Im Streitfall kommt es auf den unterschiedlichen Prüfungsmaßstab an. Wäre die Prüfung der Angemessenheit und Erforderlichkeit des Mittels zur Erreichung des angestrebten Ziels auf eine bloße Plausibilitätskontrolle beschränkt, wäre die in § 19 Abs. 1 Satz 1 MTV Nr. 5a bestimmte Altersgrenze gerechtfertigt, denn es erscheint nicht unvernünftig, Piloten, deren Einsatz als risikobehaftet angesehen wird, nicht mehr zu beschäftigen, auch nicht zusammen mit anderen Piloten.

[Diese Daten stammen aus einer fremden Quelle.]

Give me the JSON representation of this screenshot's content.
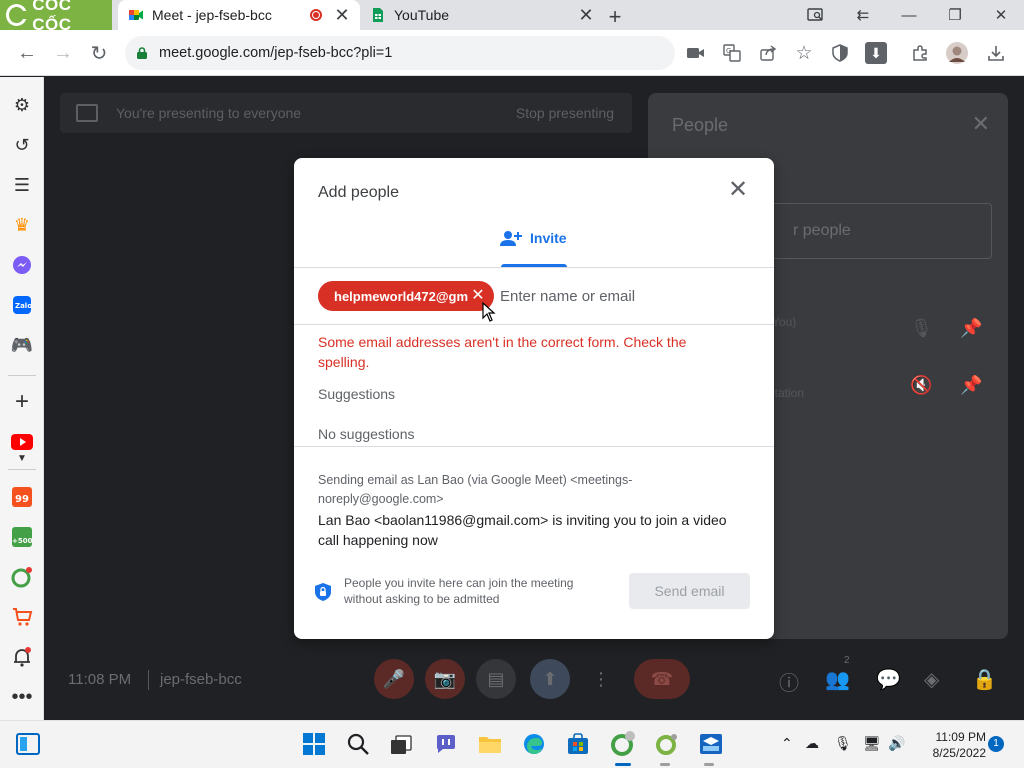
{
  "browser": {
    "brand": "CỐC CỐC",
    "tabs": [
      {
        "title": "Meet - jep-fseb-bcc",
        "active": true
      },
      {
        "title": "YouTube",
        "active": false
      }
    ],
    "url": "meet.google.com/jep-fseb-bcc?pli=1"
  },
  "meet": {
    "banner_text": "You're presenting to everyone",
    "banner_action": "Stop presenting",
    "people_title": "People",
    "people_search_partial": "r people",
    "people_row1": "(You)",
    "people_row2": "ntation",
    "time": "11:08 PM",
    "meeting_code": "jep-fseb-bcc",
    "participants_badge": "2"
  },
  "dialog": {
    "title": "Add people",
    "tab_invite": "Invite",
    "chip_email": "helpmeworld472@gm",
    "input_placeholder": "Enter name or email",
    "error": "Some email addresses aren't in the correct form. Check the spelling.",
    "suggestions_title": "Suggestions",
    "no_suggestions": "No suggestions",
    "sender": "Sending email as Lan Bao (via Google Meet) <meetings-noreply@google.com>",
    "message": "Lan Bao <baolan11986@gmail.com> is inviting you to join a video call happening now",
    "note": "People you invite here can join the meeting without asking to be admitted",
    "send_label": "Send email"
  },
  "taskbar": {
    "time": "11:09 PM",
    "date": "8/25/2022",
    "notifications": "1"
  },
  "colors": {
    "accent": "#1a73e8",
    "error": "#d93025",
    "brand_green": "#7cb342"
  }
}
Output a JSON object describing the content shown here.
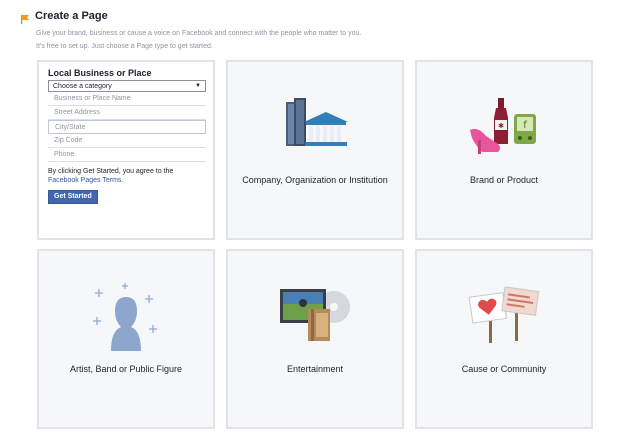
{
  "header": {
    "title": "Create a Page",
    "subtitle_line1": "Give your brand, business or cause a voice on Facebook and connect with the people who matter to you.",
    "subtitle_line2": "It's free to set up. Just choose a Page type to get started."
  },
  "form": {
    "title": "Local Business or Place",
    "category_selected": "Choose a category",
    "fields": {
      "business_name": "Business or Place Name",
      "street": "Street Address",
      "city": "City/State",
      "zip": "Zip Code",
      "phone": "Phone"
    },
    "terms_prefix": "By clicking Get Started, you agree to the",
    "terms_link": "Facebook Pages Terms.",
    "submit_label": "Get Started"
  },
  "tiles": [
    {
      "label": "Company, Organization or Institution",
      "icon": "buildings-icon"
    },
    {
      "label": "Brand or Product",
      "icon": "products-icon"
    },
    {
      "label": "Artist, Band or Public Figure",
      "icon": "person-sparkle-icon"
    },
    {
      "label": "Entertainment",
      "icon": "media-icon"
    },
    {
      "label": "Cause or Community",
      "icon": "signs-icon"
    }
  ],
  "colors": {
    "accent": "#4267b2",
    "link": "#365899",
    "tile_bg": "#f6f7f9",
    "tile_border": "#e1e3e8"
  }
}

Eine strenge Verhältnismäßigkeitsprüfung, die der Gerichtshof in der Rechtssache Mangold gefordert hat, könnte hingegen dazu führen, dass die Tarifvertragsparteien die Altersgrenze nicht für angemessen und erforderlich halten durften, weil ein eingeschränkter Einsatz von über 60-jährigen Piloten, wie ihn die JAR-FCL 1.060a vorsieht, als milderes Mittel zur Erreichung des angestrebten Zwecks angesehen werden könnte, auch wenn dadurch nicht jegliches von dem Einsatz von Piloten nach Vollendung des 60. Lebensjahres ausgehende Sicherheitsrisiko ausgeschaltet wird.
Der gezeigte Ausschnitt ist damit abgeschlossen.